En général, on présente le territoire comme le lieu et le corps où les communautés paysannes, les minorités ethniques et les femmes tissent leur vie collective, culturelle, économique, sociale et politique. Le territoire est un horizon beaucoup plus large que le concept de terre, qui, de manière presque exclusive, se réfère à un espace physique délimité, situé en zone rurale, et qui peut être exploité économiquement pour la production ou l'exploitation des ressources qui s'y trouvent. Le territoire inclut bien sûr la terre, mais il va au-delà, parce qu'il incorpore également tout le patrimoine immatériel généré par les communautés qui l'ont habité et conservé, qui le chantent dans leurs chansons, qui le représentent dans leurs histoires, l'ont intégré dans leurs us et coutumes, dans leurs langues et dictons populaires. Les revendications actuelles en Colombie se dirigent de plus en plus non seulement vers la réforme agraire, l'accès et la démocratisation de la terre, mais en outre elles exigent la reconnaissance d'un statut spécial du territoire, politique et juridique, ainsi que des droits qui en découlent. Ces statuts ont même été recueillis comme instruments internationaux, comme dans la Convention 169 de l'Organisation internationale du travail ou dans la Déclaration des peuples indigènes de l'ONU.

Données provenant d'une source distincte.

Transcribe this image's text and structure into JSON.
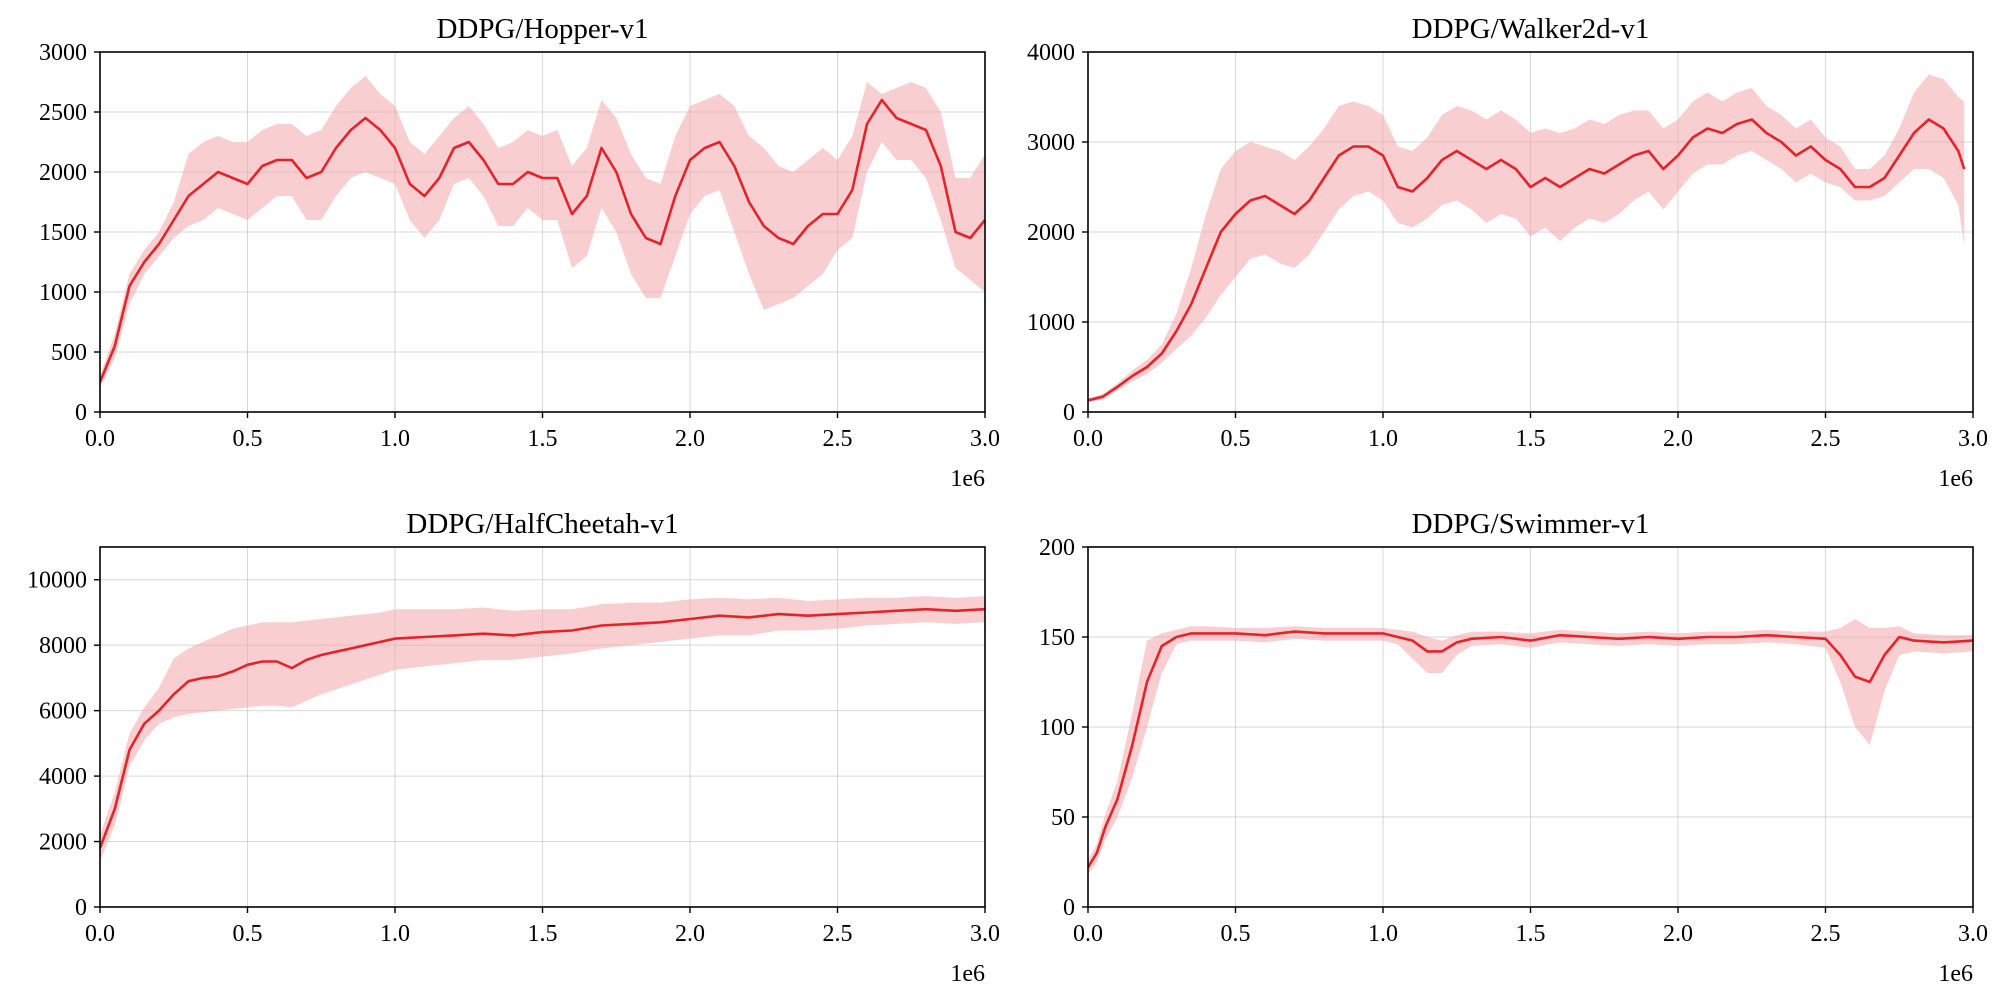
{
  "colors": {
    "line": "#e3242b",
    "band": "#f4a6a9"
  },
  "chart_data": [
    {
      "type": "line",
      "title": "DDPG/Hopper-v1",
      "x_scale_label": "1e6",
      "xlim": [
        0,
        3.0
      ],
      "ylim": [
        0,
        3000
      ],
      "xticks": [
        0.0,
        0.5,
        1.0,
        1.5,
        2.0,
        2.5,
        3.0
      ],
      "xtick_labels": [
        "0.0",
        "0.5",
        "1.0",
        "1.5",
        "2.0",
        "2.5",
        "3.0"
      ],
      "yticks": [
        0,
        500,
        1000,
        1500,
        2000,
        2500,
        3000
      ],
      "ytick_labels": [
        "0",
        "500",
        "1000",
        "1500",
        "2000",
        "2500",
        "3000"
      ],
      "grid": true,
      "series": [
        {
          "x": [
            0.0,
            0.05,
            0.1,
            0.15,
            0.2,
            0.25,
            0.3,
            0.35,
            0.4,
            0.45,
            0.5,
            0.55,
            0.6,
            0.65,
            0.7,
            0.75,
            0.8,
            0.85,
            0.9,
            0.95,
            1.0,
            1.05,
            1.1,
            1.15,
            1.2,
            1.25,
            1.3,
            1.35,
            1.4,
            1.45,
            1.5,
            1.55,
            1.6,
            1.65,
            1.7,
            1.75,
            1.8,
            1.85,
            1.9,
            1.95,
            2.0,
            2.05,
            2.1,
            2.15,
            2.2,
            2.25,
            2.3,
            2.35,
            2.4,
            2.45,
            2.5,
            2.55,
            2.6,
            2.65,
            2.7,
            2.75,
            2.8,
            2.85,
            2.9,
            2.95,
            3.0
          ],
          "y": [
            250,
            550,
            1050,
            1250,
            1400,
            1600,
            1800,
            1900,
            2000,
            1950,
            1900,
            2050,
            2100,
            2100,
            1950,
            2000,
            2200,
            2350,
            2450,
            2350,
            2200,
            1900,
            1800,
            1950,
            2200,
            2250,
            2100,
            1900,
            1900,
            2000,
            1950,
            1950,
            1650,
            1800,
            2200,
            2000,
            1650,
            1450,
            1400,
            1800,
            2100,
            2200,
            2250,
            2050,
            1750,
            1550,
            1450,
            1400,
            1550,
            1650,
            1650,
            1850,
            2400,
            2600,
            2450,
            2400,
            2350,
            2050,
            1500,
            1450,
            1600
          ],
          "lower": [
            200,
            450,
            900,
            1150,
            1300,
            1450,
            1550,
            1600,
            1700,
            1650,
            1600,
            1700,
            1800,
            1800,
            1600,
            1600,
            1800,
            1950,
            2000,
            1950,
            1900,
            1600,
            1450,
            1600,
            1900,
            1950,
            1800,
            1550,
            1550,
            1700,
            1600,
            1600,
            1200,
            1300,
            1700,
            1500,
            1150,
            950,
            950,
            1300,
            1650,
            1800,
            1850,
            1500,
            1150,
            850,
            900,
            950,
            1050,
            1150,
            1350,
            1450,
            2000,
            2250,
            2100,
            2100,
            1950,
            1600,
            1200,
            1100,
            1000
          ],
          "upper": [
            300,
            650,
            1150,
            1350,
            1500,
            1750,
            2150,
            2250,
            2300,
            2250,
            2250,
            2350,
            2400,
            2400,
            2300,
            2350,
            2550,
            2700,
            2800,
            2650,
            2550,
            2250,
            2150,
            2300,
            2450,
            2550,
            2400,
            2200,
            2250,
            2350,
            2300,
            2350,
            2050,
            2200,
            2600,
            2450,
            2150,
            1950,
            1900,
            2300,
            2550,
            2600,
            2650,
            2550,
            2300,
            2200,
            2050,
            2000,
            2100,
            2200,
            2100,
            2300,
            2750,
            2650,
            2700,
            2750,
            2700,
            2500,
            1950,
            1950,
            2150
          ]
        }
      ]
    },
    {
      "type": "line",
      "title": "DDPG/Walker2d-v1",
      "x_scale_label": "1e6",
      "xlim": [
        0,
        3.0
      ],
      "ylim": [
        0,
        4000
      ],
      "xticks": [
        0.0,
        0.5,
        1.0,
        1.5,
        2.0,
        2.5,
        3.0
      ],
      "xtick_labels": [
        "0.0",
        "0.5",
        "1.0",
        "1.5",
        "2.0",
        "2.5",
        "3.0"
      ],
      "yticks": [
        0,
        1000,
        2000,
        3000,
        4000
      ],
      "ytick_labels": [
        "0",
        "1000",
        "2000",
        "3000",
        "4000"
      ],
      "grid": true,
      "series": [
        {
          "x": [
            0.0,
            0.05,
            0.1,
            0.15,
            0.2,
            0.25,
            0.3,
            0.35,
            0.4,
            0.45,
            0.5,
            0.55,
            0.6,
            0.65,
            0.7,
            0.75,
            0.8,
            0.85,
            0.9,
            0.95,
            1.0,
            1.05,
            1.1,
            1.15,
            1.2,
            1.25,
            1.3,
            1.35,
            1.4,
            1.45,
            1.5,
            1.55,
            1.6,
            1.65,
            1.7,
            1.75,
            1.8,
            1.85,
            1.9,
            1.95,
            2.0,
            2.05,
            2.1,
            2.15,
            2.2,
            2.25,
            2.3,
            2.35,
            2.4,
            2.45,
            2.5,
            2.55,
            2.6,
            2.65,
            2.7,
            2.75,
            2.8,
            2.85,
            2.9,
            2.95,
            2.97
          ],
          "y": [
            130,
            170,
            280,
            400,
            500,
            650,
            900,
            1200,
            1600,
            2000,
            2200,
            2350,
            2400,
            2300,
            2200,
            2350,
            2600,
            2850,
            2950,
            2950,
            2850,
            2500,
            2450,
            2600,
            2800,
            2900,
            2800,
            2700,
            2800,
            2700,
            2500,
            2600,
            2500,
            2600,
            2700,
            2650,
            2750,
            2850,
            2900,
            2700,
            2850,
            3050,
            3150,
            3100,
            3200,
            3250,
            3100,
            3000,
            2850,
            2950,
            2800,
            2700,
            2500,
            2500,
            2600,
            2850,
            3100,
            3250,
            3150,
            2900,
            2700
          ],
          "lower": [
            110,
            140,
            240,
            340,
            420,
            550,
            700,
            850,
            1050,
            1300,
            1500,
            1700,
            1750,
            1650,
            1600,
            1750,
            2000,
            2250,
            2400,
            2450,
            2350,
            2100,
            2050,
            2150,
            2300,
            2350,
            2250,
            2100,
            2200,
            2150,
            1950,
            2050,
            1900,
            2050,
            2150,
            2100,
            2200,
            2350,
            2450,
            2250,
            2450,
            2650,
            2750,
            2750,
            2850,
            2900,
            2800,
            2700,
            2550,
            2650,
            2550,
            2500,
            2350,
            2350,
            2400,
            2550,
            2700,
            2700,
            2600,
            2300,
            1850
          ],
          "upper": [
            150,
            200,
            320,
            460,
            580,
            750,
            1100,
            1600,
            2200,
            2700,
            2900,
            3000,
            2950,
            2900,
            2800,
            2950,
            3150,
            3400,
            3450,
            3400,
            3300,
            2950,
            2900,
            3050,
            3300,
            3400,
            3350,
            3250,
            3350,
            3250,
            3100,
            3150,
            3100,
            3150,
            3250,
            3200,
            3300,
            3350,
            3350,
            3150,
            3250,
            3450,
            3550,
            3450,
            3550,
            3600,
            3400,
            3300,
            3150,
            3250,
            3050,
            2950,
            2700,
            2700,
            2850,
            3150,
            3550,
            3750,
            3700,
            3500,
            3450
          ]
        }
      ]
    },
    {
      "type": "line",
      "title": "DDPG/HalfCheetah-v1",
      "x_scale_label": "1e6",
      "xlim": [
        0,
        3.0
      ],
      "ylim": [
        0,
        11000
      ],
      "xticks": [
        0.0,
        0.5,
        1.0,
        1.5,
        2.0,
        2.5,
        3.0
      ],
      "xtick_labels": [
        "0.0",
        "0.5",
        "1.0",
        "1.5",
        "2.0",
        "2.5",
        "3.0"
      ],
      "yticks": [
        0,
        2000,
        4000,
        6000,
        8000,
        10000
      ],
      "ytick_labels": [
        "0",
        "2000",
        "4000",
        "6000",
        "8000",
        "10000"
      ],
      "grid": true,
      "series": [
        {
          "x": [
            0.0,
            0.05,
            0.1,
            0.15,
            0.2,
            0.25,
            0.3,
            0.35,
            0.4,
            0.45,
            0.5,
            0.55,
            0.6,
            0.65,
            0.7,
            0.75,
            0.8,
            0.85,
            0.9,
            0.95,
            1.0,
            1.1,
            1.2,
            1.3,
            1.4,
            1.5,
            1.6,
            1.7,
            1.8,
            1.9,
            2.0,
            2.1,
            2.2,
            2.3,
            2.4,
            2.5,
            2.6,
            2.7,
            2.8,
            2.9,
            3.0
          ],
          "y": [
            1800,
            3000,
            4800,
            5600,
            6000,
            6500,
            6900,
            7000,
            7050,
            7200,
            7400,
            7500,
            7500,
            7300,
            7550,
            7700,
            7800,
            7900,
            8000,
            8100,
            8200,
            8250,
            8300,
            8350,
            8300,
            8400,
            8450,
            8600,
            8650,
            8700,
            8800,
            8900,
            8850,
            8950,
            8900,
            8950,
            9000,
            9050,
            9100,
            9050,
            9100
          ],
          "lower": [
            1400,
            2500,
            4300,
            5100,
            5600,
            5800,
            5900,
            5950,
            6000,
            6050,
            6100,
            6150,
            6150,
            6100,
            6300,
            6500,
            6650,
            6800,
            6950,
            7100,
            7250,
            7350,
            7450,
            7550,
            7550,
            7650,
            7750,
            7900,
            8000,
            8100,
            8200,
            8300,
            8300,
            8450,
            8450,
            8500,
            8600,
            8650,
            8700,
            8650,
            8700
          ],
          "upper": [
            2200,
            3500,
            5300,
            6100,
            6700,
            7600,
            7900,
            8100,
            8300,
            8500,
            8600,
            8700,
            8700,
            8700,
            8750,
            8800,
            8850,
            8900,
            8950,
            9000,
            9100,
            9100,
            9100,
            9150,
            9050,
            9100,
            9100,
            9250,
            9300,
            9300,
            9400,
            9450,
            9400,
            9450,
            9350,
            9400,
            9450,
            9450,
            9500,
            9450,
            9500
          ]
        }
      ]
    },
    {
      "type": "line",
      "title": "DDPG/Swimmer-v1",
      "x_scale_label": "1e6",
      "xlim": [
        0,
        3.0
      ],
      "ylim": [
        0,
        200
      ],
      "xticks": [
        0.0,
        0.5,
        1.0,
        1.5,
        2.0,
        2.5,
        3.0
      ],
      "xtick_labels": [
        "0.0",
        "0.5",
        "1.0",
        "1.5",
        "2.0",
        "2.5",
        "3.0"
      ],
      "yticks": [
        0,
        50,
        100,
        150,
        200
      ],
      "ytick_labels": [
        "0",
        "50",
        "100",
        "150",
        "200"
      ],
      "grid": true,
      "series": [
        {
          "x": [
            0.0,
            0.03,
            0.06,
            0.1,
            0.15,
            0.2,
            0.25,
            0.3,
            0.35,
            0.4,
            0.5,
            0.6,
            0.7,
            0.8,
            0.9,
            1.0,
            1.05,
            1.1,
            1.15,
            1.2,
            1.25,
            1.3,
            1.4,
            1.5,
            1.6,
            1.7,
            1.8,
            1.9,
            2.0,
            2.1,
            2.2,
            2.3,
            2.4,
            2.5,
            2.55,
            2.6,
            2.65,
            2.7,
            2.75,
            2.8,
            2.9,
            3.0
          ],
          "y": [
            22,
            30,
            45,
            60,
            90,
            125,
            145,
            150,
            152,
            152,
            152,
            151,
            153,
            152,
            152,
            152,
            150,
            148,
            142,
            142,
            147,
            149,
            150,
            148,
            151,
            150,
            149,
            150,
            149,
            150,
            150,
            151,
            150,
            149,
            140,
            128,
            125,
            140,
            150,
            148,
            147,
            148
          ],
          "lower": [
            18,
            25,
            38,
            50,
            72,
            100,
            130,
            146,
            148,
            148,
            148,
            147,
            149,
            148,
            148,
            148,
            146,
            138,
            130,
            130,
            140,
            145,
            146,
            144,
            147,
            146,
            145,
            146,
            145,
            146,
            146,
            147,
            146,
            144,
            125,
            100,
            90,
            120,
            140,
            142,
            141,
            142
          ],
          "upper": [
            26,
            35,
            52,
            70,
            108,
            148,
            152,
            154,
            156,
            156,
            155,
            155,
            156,
            155,
            155,
            155,
            154,
            153,
            150,
            148,
            151,
            153,
            153,
            152,
            154,
            153,
            152,
            153,
            152,
            153,
            153,
            154,
            153,
            153,
            155,
            160,
            155,
            155,
            156,
            152,
            151,
            151
          ]
        }
      ]
    }
  ]
}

Quelles sont les perspectives qui se font jour avec le nouveau gouvernement de Juan Manuel Santos ?
Le gouvernement actuel a montré un changement par rapport au précédent en ce qui concerne la politique agraire. Nous sortons de huit années de négation absolue de la part de l'ensemble de l'Etat de thèmes comme le vol ou l'extrême concentration de la terre – qui place la Colombie au 15e rang mondial de l'iniquité en matière de propriété de la terre. Plus grave encore a été l'absence de réparation et de restitution des terres arrachées aux presque quatre millions de déplacés. Aujourd'hui, le nouveau gouvernement, au contraire, a annoncé comme étant l'un des thèmes fondamentaux à résoudre le dépouillement des terres aux victimes, au travers du lancement du projet de loi de restitution des terres volées. Cependant, les bonnes intentions n'impliquent pas nécessairement une modification fondamentale de la politique agraire globale et des visions économiques de fond. Les communautés croient qu'avec ces politiques on cherche à rendre plus efficaces les modèles économiques agro-industriels et extractifs qui ont été développés durant les huit dernières années et qui, précisément, génèrent iniquité, concentration de la terre et abandon de l'économie paysanne.
Pour l'Etat ainsi que pour les organisations et communautés en Colombie, un défi fondamental consiste non seulement à générer le débat sur les aspects fondamentaux de la restitution et la formalisation de l'accès à la terre, mais également à ouvrir une véritable concertation sur le modèle économique, qui doit assurer la permanence des communautés paysannes, indigènes et afro-descendantes, ainsi que la souveraineté alimentaire du pays.
Comment voyez-vous ces initiatives provenant de la communauté internationale?
La solidarité internationale directe joue un rôle fondamental pour la promotion des revendications légales et légitimes des communautés en Colombie. La campagne en Suisse essaye de promouvoir un rapprochement entre la société civile helvétique et les organisations qui résistent. Leur action doit être comprise également comme un apport à la préservation de territoires et d'écosystèmes qui, pour leur valeur en termes environnementaux et alimentaires, devraient intéresser le monde entier, parce qu'ils appartiennent à l'humanité toute entière. Les problèmes que nous affrontons dans notre pays ne pourront être résolus qu'à travers la mobilisation de la société civile colombienne – et en particulier des communautés et organisations qui affrontent cette réalité au quotidien. Mais également avec la fraternité active d'autres peuples, organisations et personnes de bonne volonté du reste du monde.